Özet olarak, yüzde 9-12 yıllık istikrarlı büyüme oranları ile küresel karbon elyaf ve karbon elyaf takviyeli kompozit malzeme piyasası ümit vadetmektedir. Karbon-kompozit malzemelerin büyük çoğunluğu Amerika ve Avrupa’da üretilmekte, işçilik maliyetleri malzeme fiyatlarına yansımaktadır. Türkiye’nin bu pazarda daha düşük maliyetli malzeme üreticisi olarak rekabetçi olmasının mümkün olacağı değerlendirilmektedir” dedi.

“ATAK 2 HELİKOPETRİ’NİN GÖVDESİ YERLİ KOMPOZİT ZIRHTAN OLUŞACAK”

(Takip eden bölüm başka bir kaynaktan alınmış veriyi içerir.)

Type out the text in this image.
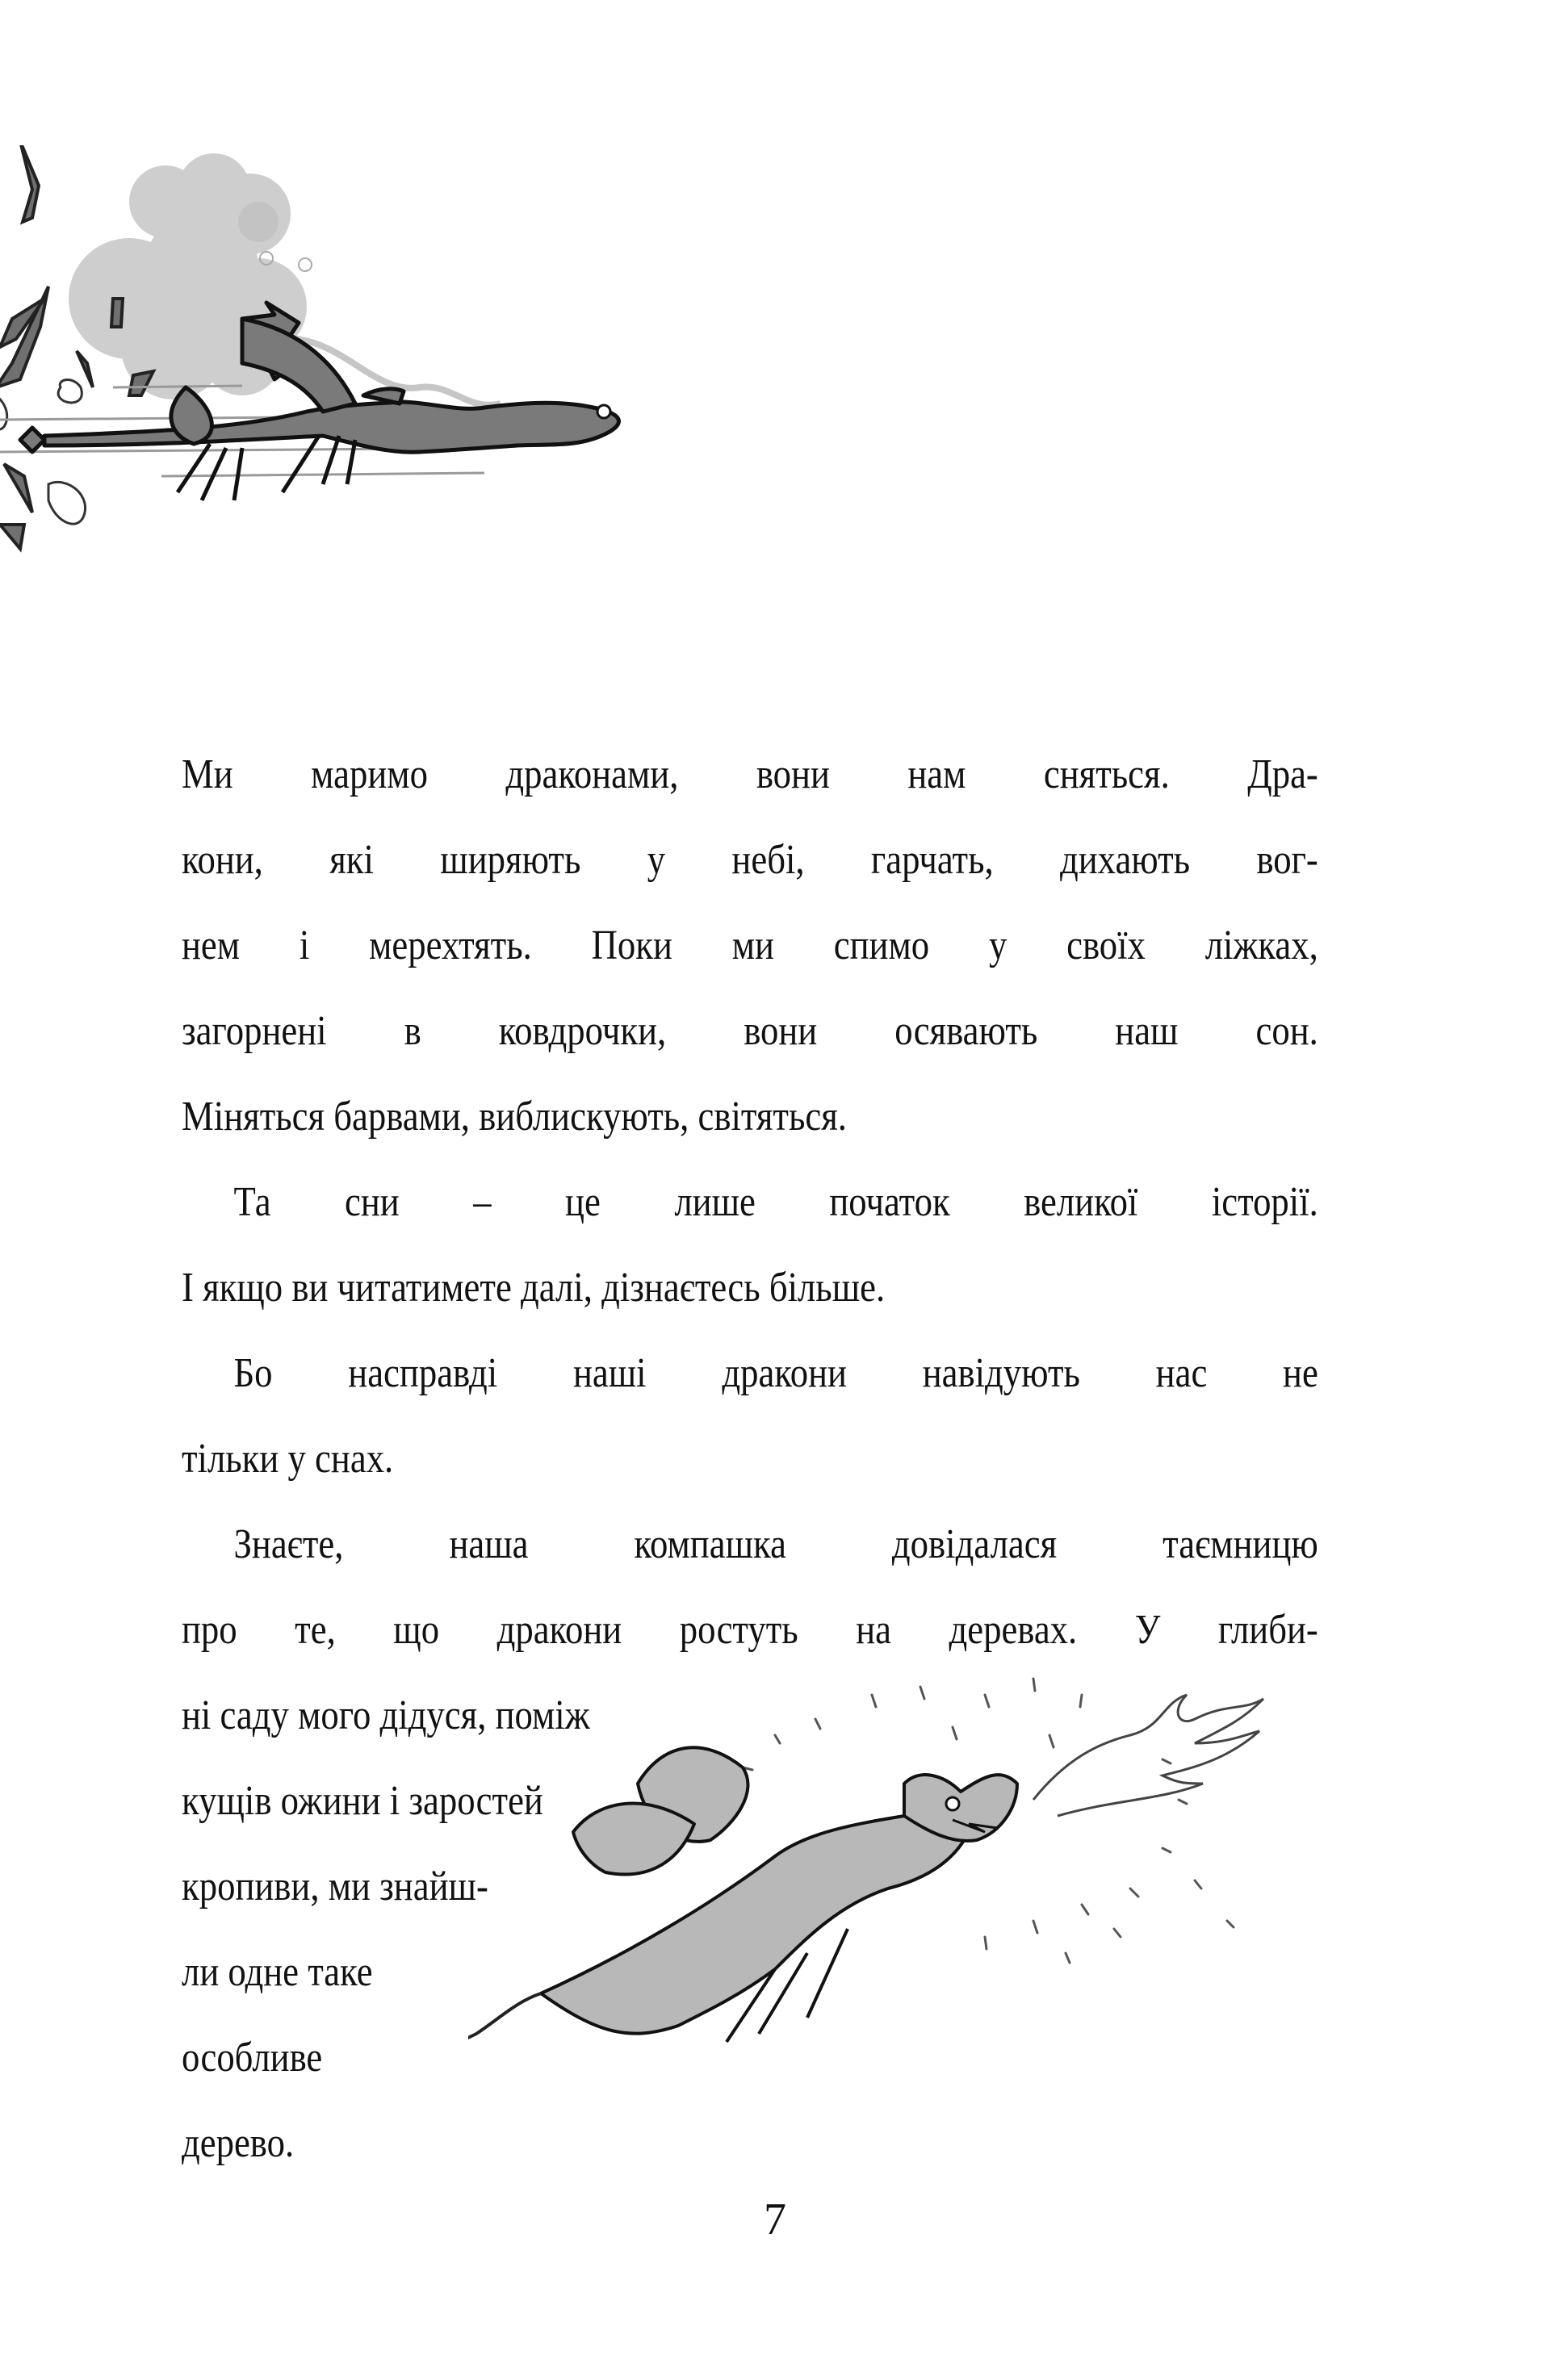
Ми маримо драконами, вони нам сняться. Дра-
кони, які ширяють у небі, гарчать, дихають вог-
нем і мерехтять. Поки ми спимо у своїх ліжках,
загорнені в ковдрочки, вони осявають наш сон.
Міняться барвами, виблискують, світяться.
Та сни – це лише початок великої історії.
І якщо ви читатимете далі, дізнаєтесь більше.
Бо насправді наші дракони навідують нас не
тільки у снах.
Знаєте, наша компашка довідалася таємницю
про те, що дракони ростуть на деревах. У глиби-
ні саду мого дідуся, поміж
кущів ожини і заростей
кропиви, ми знайш-
ли одне таке
особливе
дерево.
7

Türkiye’de savunma sanayiinde kompozit kullanıma yönelik bilgiler paylaşan Hacıalioğlu, kullanım kapasitesinin artması için teknolojik yeniliklere daha fazla önem verilmesi gerektiğine dikkat çekti: “Ulusal kompozit malzeme sektöründe 2016/17 verilerine göre, yüzde 9-10 arası bir büyüme gözlenmektedir. Türkiye’deki kompozit malzeme imalatında savunma sanayii ve havacılık sektörünün yüzde 0,5’ten daha az bir orana sahip olduğu belirtilmektedir.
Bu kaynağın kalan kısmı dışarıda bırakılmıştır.